I don't expect Apple's motion to dismiss to succeed to the extent that the Affinity case would be dismissed with prejudice, nor would I be too surprised if Judge White told the class action lawyers that they have to fine-tune their legal argument. In the meantime, Apple wants discovery stayed, and while I do consider Apple's conduct in the Apple Pay context anticompetitive, its motion to dismiss may very well result in a discovery stay.
As always, market definition is particularly key. Apple stresses that single-brand markets are rarely accepted in U.S. antitrust cases, and to the extent that Affinity argues Apple has market power in the U.S. smartphone, tablet, and smartwatch markets, market share alone isn't sufficient to support that assertion.
As for the single-brand market, Affinity's complaint doesn't contain an elaborate Kodak/Newcal market definition, which would consist of a foremarket and an aftermarket. The term "aftermarket" comes up only once, and only in parentheses (in para. 119 of the complaint Apple is attacking):
"b. Whether there is an antitrust market (or submarket or aftermarket) for Tap and Pay iOS Mobile Wallets;" (emphasis added)

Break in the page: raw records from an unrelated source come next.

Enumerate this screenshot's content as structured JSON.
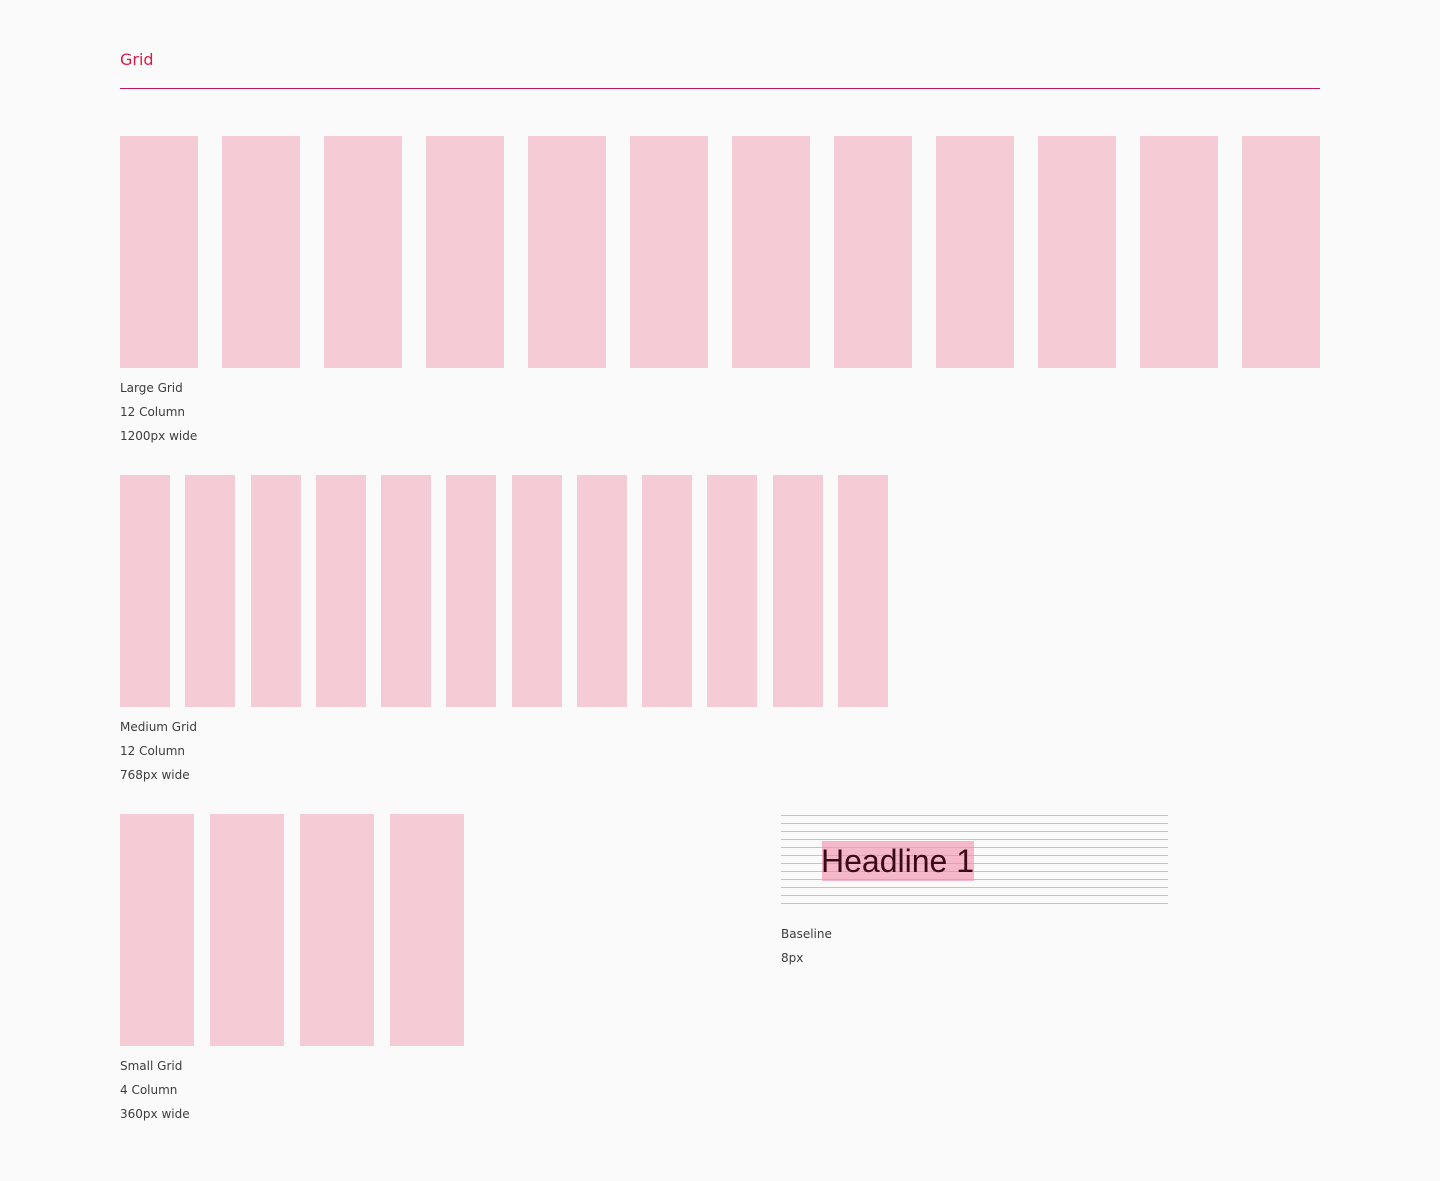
{
  "section_title": "Grid",
  "colors": {
    "accent": "#d81b49",
    "rule": "#c2185b",
    "column": "#f5ccd6",
    "baseline_line": "#efafc2",
    "headline_highlight": "#f08caa",
    "background": "#fafafa",
    "caption_text": "#3c3c3c"
  },
  "grids": {
    "large": {
      "columns": 12,
      "caption": [
        "Large Grid",
        "12 Column",
        "1200px wide"
      ]
    },
    "medium": {
      "columns": 12,
      "caption": [
        "Medium Grid",
        "12 Column",
        "768px wide"
      ]
    },
    "small": {
      "columns": 4,
      "caption": [
        "Small Grid",
        "4 Column",
        "360px wide"
      ]
    }
  },
  "baseline": {
    "headline": "Headline 1",
    "caption": [
      "Baseline",
      "8px"
    ]
  }
}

There is a bit of parallel between Affinity v. Apple and Epic Games v. Apple. In Epic's case, Judge YGR got the foremarket part completely--even absurdly--wrong and Epic also has very strong aftermarket arguments. In less than two weeks, the Ninth Circuit will hear Epic's appeal, and then we'll see. If Epic prevails on a single-brand market, Affinity will be in a much better position than now, so it would still have to overcome the hurdle that the transactions enabled by Apple Pay could also be done--even if less conveniently so--without any digital wallet, while the App Store is the only iOS app distribution method for almost all purposes and the alternative to Fortnite Mobile obviously isn't a console game (not even Judge YGR included console games in her market definition) or a non-interactive board game.
Another parallel relates to tying. Epic says Apple ties its own in-app payment system to the App Store, and that's true. Apple argues that since its in-app payments aren't available separately, there can be no tying claim. Here, again, the first question is how Epic's appeal will fare--and the second is then whether even if Epic succeeded, the credit card issuers still wouldn't win. Apple argues Apple Pay isn't a tie because users can opt not to activate it (like I said, I know that it is an option because I declined to exercise it)--and that Affinity and other credit card issuers lack standing because they aren't the ones forced to use Apple Pay.
Apple furthermore argues that what Affinity really complains of is a refusal to deal, but without being able to make an Aspen Skiing/Trinko kind of case as Apple never abandoned a profitable course: Apple Pay was always the only digital wallet on the iPhone. However, that is more like an attack on a strawman. The real battlefields here are market definition and tying. Let's see what the Ninth Circuit says at the October 21 Epic v. Apple hearing--and sometime thereafter we'll see the class action lawyers' opposition to Apple's motion, or--potentially--a motion to amend their complaint with a concomitant motion to declare the motion to dismiss moot.